Friday Tips: Artists Dying of Exposure II


(Note: I posted this yesterday, but realized it would make a good Friday Tips discussion.  Besides, it’s Friday night and I’m late for a dinner party.  Does this mean I’m cheating?  Yeah, a little, but I did broaden the topic.) 

I was asked to speak before an influential group of retired businessmen and women this past summer. By “influential” I basically mean millionaires.  But listen, not all rich folks are jerks.  Many started with nothing, never forgot where they came from, and are generous beyond description, especially with the underprivileged.  Several of those types were present.

They dug the talk, the relevance of participating in the arts in our region, and helping the region to grow culturally. Nice round of applause. Most came up to thank me afterward, and I knew I’d won a few new clients. But one dude, inevitably, came up to tell me about his son’s practice, how they couldn’t afford art (yeah, right), but would I be willing to loan them works in exchange for the “exposure” the artists would get?
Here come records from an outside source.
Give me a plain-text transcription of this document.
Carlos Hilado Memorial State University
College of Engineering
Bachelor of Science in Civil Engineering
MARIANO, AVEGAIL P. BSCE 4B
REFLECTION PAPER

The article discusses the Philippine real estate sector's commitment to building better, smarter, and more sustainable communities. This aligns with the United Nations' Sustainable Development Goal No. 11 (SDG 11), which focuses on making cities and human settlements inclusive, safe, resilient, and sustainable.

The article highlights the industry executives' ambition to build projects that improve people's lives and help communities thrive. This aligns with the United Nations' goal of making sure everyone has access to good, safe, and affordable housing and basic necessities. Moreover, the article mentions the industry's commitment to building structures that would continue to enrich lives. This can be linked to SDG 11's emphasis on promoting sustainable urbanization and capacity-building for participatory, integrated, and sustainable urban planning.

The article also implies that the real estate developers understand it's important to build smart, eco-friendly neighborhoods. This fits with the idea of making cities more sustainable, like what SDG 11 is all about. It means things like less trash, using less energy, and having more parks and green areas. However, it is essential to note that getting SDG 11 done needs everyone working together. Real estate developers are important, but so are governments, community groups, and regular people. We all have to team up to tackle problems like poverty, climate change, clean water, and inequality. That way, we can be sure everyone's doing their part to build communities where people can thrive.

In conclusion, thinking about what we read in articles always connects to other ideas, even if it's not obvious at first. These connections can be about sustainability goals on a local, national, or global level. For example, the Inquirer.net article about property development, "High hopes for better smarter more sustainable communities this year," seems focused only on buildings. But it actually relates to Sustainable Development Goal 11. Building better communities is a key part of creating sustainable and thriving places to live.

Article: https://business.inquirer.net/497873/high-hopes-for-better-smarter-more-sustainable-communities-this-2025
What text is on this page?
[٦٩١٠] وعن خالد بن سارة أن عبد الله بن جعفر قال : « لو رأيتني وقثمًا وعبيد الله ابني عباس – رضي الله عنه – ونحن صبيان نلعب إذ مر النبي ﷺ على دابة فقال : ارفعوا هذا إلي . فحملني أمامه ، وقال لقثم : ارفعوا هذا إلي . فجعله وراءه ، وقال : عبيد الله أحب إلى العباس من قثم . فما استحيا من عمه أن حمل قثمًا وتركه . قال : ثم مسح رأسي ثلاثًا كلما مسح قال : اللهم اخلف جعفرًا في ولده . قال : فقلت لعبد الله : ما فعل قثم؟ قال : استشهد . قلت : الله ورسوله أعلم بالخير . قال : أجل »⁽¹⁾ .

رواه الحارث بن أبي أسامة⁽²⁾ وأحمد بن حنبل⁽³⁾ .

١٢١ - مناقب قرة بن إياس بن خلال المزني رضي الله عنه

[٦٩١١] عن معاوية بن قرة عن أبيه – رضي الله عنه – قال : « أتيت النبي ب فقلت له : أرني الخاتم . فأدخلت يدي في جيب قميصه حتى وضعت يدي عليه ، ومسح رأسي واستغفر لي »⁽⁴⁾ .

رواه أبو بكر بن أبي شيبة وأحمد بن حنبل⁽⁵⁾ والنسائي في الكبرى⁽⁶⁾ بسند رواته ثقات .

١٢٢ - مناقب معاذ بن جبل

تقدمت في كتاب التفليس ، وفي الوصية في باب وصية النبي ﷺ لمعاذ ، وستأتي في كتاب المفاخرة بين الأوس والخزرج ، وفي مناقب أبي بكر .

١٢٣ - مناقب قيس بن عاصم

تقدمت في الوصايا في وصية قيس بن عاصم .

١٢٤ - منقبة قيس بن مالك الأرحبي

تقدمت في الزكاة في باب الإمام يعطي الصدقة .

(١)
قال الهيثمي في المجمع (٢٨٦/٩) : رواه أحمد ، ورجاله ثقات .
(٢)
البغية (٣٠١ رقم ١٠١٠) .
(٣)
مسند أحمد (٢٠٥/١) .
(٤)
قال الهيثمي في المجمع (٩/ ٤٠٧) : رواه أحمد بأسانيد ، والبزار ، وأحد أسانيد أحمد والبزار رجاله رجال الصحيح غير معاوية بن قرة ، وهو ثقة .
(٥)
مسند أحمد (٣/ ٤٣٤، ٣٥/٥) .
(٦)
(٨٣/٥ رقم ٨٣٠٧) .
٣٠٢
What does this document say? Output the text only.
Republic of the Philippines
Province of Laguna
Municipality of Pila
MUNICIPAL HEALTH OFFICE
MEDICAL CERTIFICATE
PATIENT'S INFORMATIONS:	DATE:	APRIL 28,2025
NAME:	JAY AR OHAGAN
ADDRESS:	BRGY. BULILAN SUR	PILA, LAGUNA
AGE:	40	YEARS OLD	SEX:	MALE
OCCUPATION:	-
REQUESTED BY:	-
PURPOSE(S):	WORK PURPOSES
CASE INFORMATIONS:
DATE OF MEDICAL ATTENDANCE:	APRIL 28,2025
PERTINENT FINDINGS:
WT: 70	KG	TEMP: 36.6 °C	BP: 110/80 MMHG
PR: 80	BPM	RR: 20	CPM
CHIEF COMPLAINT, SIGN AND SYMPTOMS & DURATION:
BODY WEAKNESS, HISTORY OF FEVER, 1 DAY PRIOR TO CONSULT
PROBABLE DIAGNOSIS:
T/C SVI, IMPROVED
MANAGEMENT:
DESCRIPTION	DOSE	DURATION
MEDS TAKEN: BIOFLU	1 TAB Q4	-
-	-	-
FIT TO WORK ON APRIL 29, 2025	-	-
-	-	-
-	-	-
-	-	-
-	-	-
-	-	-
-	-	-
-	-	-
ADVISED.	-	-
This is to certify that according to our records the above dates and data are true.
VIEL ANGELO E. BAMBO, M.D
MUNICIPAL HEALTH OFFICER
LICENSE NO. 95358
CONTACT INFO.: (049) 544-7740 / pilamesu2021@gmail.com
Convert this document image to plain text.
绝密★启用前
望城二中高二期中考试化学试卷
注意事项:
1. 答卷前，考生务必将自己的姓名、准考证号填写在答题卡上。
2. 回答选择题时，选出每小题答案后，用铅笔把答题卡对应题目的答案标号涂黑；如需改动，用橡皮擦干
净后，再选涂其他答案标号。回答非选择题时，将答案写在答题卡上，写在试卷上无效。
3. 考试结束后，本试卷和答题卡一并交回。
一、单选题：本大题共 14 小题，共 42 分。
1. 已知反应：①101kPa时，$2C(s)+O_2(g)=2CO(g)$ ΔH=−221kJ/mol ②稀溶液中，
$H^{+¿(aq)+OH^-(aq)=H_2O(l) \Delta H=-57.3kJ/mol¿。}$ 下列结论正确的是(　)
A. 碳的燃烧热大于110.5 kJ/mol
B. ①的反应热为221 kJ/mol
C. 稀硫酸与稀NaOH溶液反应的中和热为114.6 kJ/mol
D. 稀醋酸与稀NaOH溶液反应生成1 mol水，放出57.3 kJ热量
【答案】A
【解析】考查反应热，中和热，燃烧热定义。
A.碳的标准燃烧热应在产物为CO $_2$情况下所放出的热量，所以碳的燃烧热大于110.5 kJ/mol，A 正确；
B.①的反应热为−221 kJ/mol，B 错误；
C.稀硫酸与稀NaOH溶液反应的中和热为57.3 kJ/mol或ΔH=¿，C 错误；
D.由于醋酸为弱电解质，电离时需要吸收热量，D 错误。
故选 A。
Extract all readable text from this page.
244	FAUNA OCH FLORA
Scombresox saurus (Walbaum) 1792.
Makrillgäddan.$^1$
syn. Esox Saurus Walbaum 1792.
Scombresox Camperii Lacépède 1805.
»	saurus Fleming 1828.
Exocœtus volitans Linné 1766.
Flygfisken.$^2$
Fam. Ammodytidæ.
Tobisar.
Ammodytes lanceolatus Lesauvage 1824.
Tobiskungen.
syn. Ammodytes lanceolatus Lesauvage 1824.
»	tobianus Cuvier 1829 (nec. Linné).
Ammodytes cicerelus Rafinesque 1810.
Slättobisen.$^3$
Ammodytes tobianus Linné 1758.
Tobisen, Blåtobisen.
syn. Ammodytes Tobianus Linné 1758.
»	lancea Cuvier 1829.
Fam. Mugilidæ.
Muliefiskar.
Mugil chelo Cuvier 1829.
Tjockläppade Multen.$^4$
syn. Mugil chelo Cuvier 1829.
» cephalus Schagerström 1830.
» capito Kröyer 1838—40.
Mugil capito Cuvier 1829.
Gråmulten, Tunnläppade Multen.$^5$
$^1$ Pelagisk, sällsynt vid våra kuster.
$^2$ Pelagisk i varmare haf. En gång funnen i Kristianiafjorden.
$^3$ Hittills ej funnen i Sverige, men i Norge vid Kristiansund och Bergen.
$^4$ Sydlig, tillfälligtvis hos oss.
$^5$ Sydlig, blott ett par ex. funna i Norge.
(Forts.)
I thought of Louie Copt’s standard response to this kind of presumption: “Man, I know artists who have died of exposure.”

But as the art dealer I have to be diplomatic. So I just gave the dude a card, telling him in a certain tone that I’d think about it. He never called, apparently able to read a tone.  Man, some people. I mean, do you think this guy ever worked for free?

My point?  When you’re an emerging artist, you’ll inevitably have to do these gigs.  We all have.  But here are the rules:

1)  The host insures the work for its retail value.

2)  The exhibition should last no longer than 60 days.

3)  A table will be cleared for your cards, bios, press, etc.

4)  All works will be priced with a title card.

5)  A guest book will be set out where browsers can write their contact info.

6)  Offer a 10% commission to all the office workers, should they facilitate a sale.  Believe me it works, and is better than retaining 100% of nothin.

7)  Offer the host a discount at the end of the exhibit, if it helps to place a piece.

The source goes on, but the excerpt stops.